Just before the first bear raid that wiped out a quarter of Barclays’ market value last Friday, I spoke at length to Bob Diamond, Barclays’ multi-million-bonused investment banking chief (the interview will appear in the February issue of Spectator Business). He was remarkably upbeat about his business, particularly the acquisition of parts of Lehman Brothers in New York. But the market has stopped listening to Bob and his colleagues. And Gordon Brown, I suspect, would love to take their scalps as punishment for all those bonuses and for disdaining his October offer of capital in favour of money from a sheikh in Abu Dhabi.

That last thought highlights what is perhaps now the greatest danger of this situation. The narrative that Brown wants us to believe is one in which he, and only he, has the power to defy markets, command the economy and bring justice on ‘irresponsible bankers’. But that is a truth-denying, solipsistic fantasy, and the market has seen through it. Reaction to Brown’s performance on Monday, announcing the new measures, was instantly negative and got worse as the week went on: the pound tumbled amid fears of ‘creeping nationalisation’ of the banks and doubts as to whether the insurance scheme for toxic assets will make any difference.
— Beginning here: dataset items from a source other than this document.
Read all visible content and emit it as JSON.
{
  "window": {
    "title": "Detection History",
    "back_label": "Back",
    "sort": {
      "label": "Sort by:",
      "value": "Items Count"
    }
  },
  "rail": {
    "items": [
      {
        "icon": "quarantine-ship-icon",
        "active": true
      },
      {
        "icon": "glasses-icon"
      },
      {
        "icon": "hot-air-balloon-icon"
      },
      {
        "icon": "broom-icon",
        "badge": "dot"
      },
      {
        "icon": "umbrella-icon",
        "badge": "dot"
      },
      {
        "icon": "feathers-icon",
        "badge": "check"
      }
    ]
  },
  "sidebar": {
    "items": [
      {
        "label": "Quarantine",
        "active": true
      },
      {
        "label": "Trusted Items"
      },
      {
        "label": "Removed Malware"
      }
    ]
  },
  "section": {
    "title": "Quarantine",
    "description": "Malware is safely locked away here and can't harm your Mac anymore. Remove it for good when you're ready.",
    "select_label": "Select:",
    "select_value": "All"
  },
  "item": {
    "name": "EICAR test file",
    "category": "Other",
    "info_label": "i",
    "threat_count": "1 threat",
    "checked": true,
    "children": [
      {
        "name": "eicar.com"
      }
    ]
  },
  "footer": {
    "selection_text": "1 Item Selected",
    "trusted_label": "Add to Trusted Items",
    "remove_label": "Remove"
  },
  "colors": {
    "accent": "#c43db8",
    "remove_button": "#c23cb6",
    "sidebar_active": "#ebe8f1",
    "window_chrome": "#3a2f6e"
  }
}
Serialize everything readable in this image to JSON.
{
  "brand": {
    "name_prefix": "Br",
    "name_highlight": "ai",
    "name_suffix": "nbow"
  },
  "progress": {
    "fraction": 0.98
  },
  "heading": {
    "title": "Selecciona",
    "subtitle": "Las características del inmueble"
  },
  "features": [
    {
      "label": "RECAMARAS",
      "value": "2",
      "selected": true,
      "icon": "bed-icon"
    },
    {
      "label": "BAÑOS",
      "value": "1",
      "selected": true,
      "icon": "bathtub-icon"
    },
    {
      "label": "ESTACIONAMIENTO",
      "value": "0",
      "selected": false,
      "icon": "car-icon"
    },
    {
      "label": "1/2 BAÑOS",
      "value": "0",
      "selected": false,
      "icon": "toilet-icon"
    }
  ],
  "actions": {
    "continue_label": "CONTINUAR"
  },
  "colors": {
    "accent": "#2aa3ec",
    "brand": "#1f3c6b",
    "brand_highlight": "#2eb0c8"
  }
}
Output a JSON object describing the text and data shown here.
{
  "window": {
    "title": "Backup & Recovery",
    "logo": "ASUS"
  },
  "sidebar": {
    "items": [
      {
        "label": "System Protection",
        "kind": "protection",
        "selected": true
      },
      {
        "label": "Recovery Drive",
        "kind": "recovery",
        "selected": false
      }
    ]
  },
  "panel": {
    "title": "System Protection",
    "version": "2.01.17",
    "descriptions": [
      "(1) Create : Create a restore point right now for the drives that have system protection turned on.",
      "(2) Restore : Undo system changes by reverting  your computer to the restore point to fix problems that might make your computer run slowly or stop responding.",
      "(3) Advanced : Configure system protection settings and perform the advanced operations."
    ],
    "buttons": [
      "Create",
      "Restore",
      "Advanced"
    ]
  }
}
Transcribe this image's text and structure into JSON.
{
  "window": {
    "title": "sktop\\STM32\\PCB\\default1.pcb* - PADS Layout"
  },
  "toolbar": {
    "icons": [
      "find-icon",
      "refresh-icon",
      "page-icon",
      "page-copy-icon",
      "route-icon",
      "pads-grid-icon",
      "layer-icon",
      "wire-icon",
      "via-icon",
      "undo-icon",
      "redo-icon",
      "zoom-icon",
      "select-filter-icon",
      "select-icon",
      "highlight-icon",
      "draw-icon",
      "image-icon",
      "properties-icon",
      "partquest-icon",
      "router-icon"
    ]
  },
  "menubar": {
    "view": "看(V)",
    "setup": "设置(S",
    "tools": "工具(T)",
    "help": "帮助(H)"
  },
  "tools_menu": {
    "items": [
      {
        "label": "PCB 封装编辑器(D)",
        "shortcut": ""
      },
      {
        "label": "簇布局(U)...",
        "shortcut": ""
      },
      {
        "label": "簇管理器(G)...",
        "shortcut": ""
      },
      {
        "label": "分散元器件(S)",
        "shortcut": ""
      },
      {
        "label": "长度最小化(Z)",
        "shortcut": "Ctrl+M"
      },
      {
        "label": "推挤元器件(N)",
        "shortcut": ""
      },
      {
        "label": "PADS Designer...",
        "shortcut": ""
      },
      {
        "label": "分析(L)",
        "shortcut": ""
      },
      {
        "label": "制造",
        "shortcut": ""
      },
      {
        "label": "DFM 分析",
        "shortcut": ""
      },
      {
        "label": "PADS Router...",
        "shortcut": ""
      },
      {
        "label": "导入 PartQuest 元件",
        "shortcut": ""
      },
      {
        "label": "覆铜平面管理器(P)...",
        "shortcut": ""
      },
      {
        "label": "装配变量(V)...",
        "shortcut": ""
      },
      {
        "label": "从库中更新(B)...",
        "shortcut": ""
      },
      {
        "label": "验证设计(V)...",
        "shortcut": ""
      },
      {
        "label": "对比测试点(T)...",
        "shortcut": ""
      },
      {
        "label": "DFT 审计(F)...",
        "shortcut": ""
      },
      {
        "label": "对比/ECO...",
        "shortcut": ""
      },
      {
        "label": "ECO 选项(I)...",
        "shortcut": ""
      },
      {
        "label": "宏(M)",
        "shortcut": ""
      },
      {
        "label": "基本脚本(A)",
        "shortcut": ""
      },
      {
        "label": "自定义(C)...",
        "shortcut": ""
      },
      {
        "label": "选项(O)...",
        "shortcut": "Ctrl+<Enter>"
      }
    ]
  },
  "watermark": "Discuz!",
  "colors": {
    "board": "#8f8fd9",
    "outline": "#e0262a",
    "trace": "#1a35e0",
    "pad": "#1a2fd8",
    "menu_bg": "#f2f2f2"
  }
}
High-profile investors, from the usually circumspect hedge-fund manager Crispin Odey (‘The country is bankrupt’) to the motor-mouth commodity trader Jim Rogers (‘Sell any sterling you might have. It’s finished’), whipped up the mood.

Almost over is the market’s assault on banks that were so critically weakened by their own misjudgments and self-indulgences. The assault on Gordon Brown has just begun — and soon we will discover just how little shot he has left in his locker.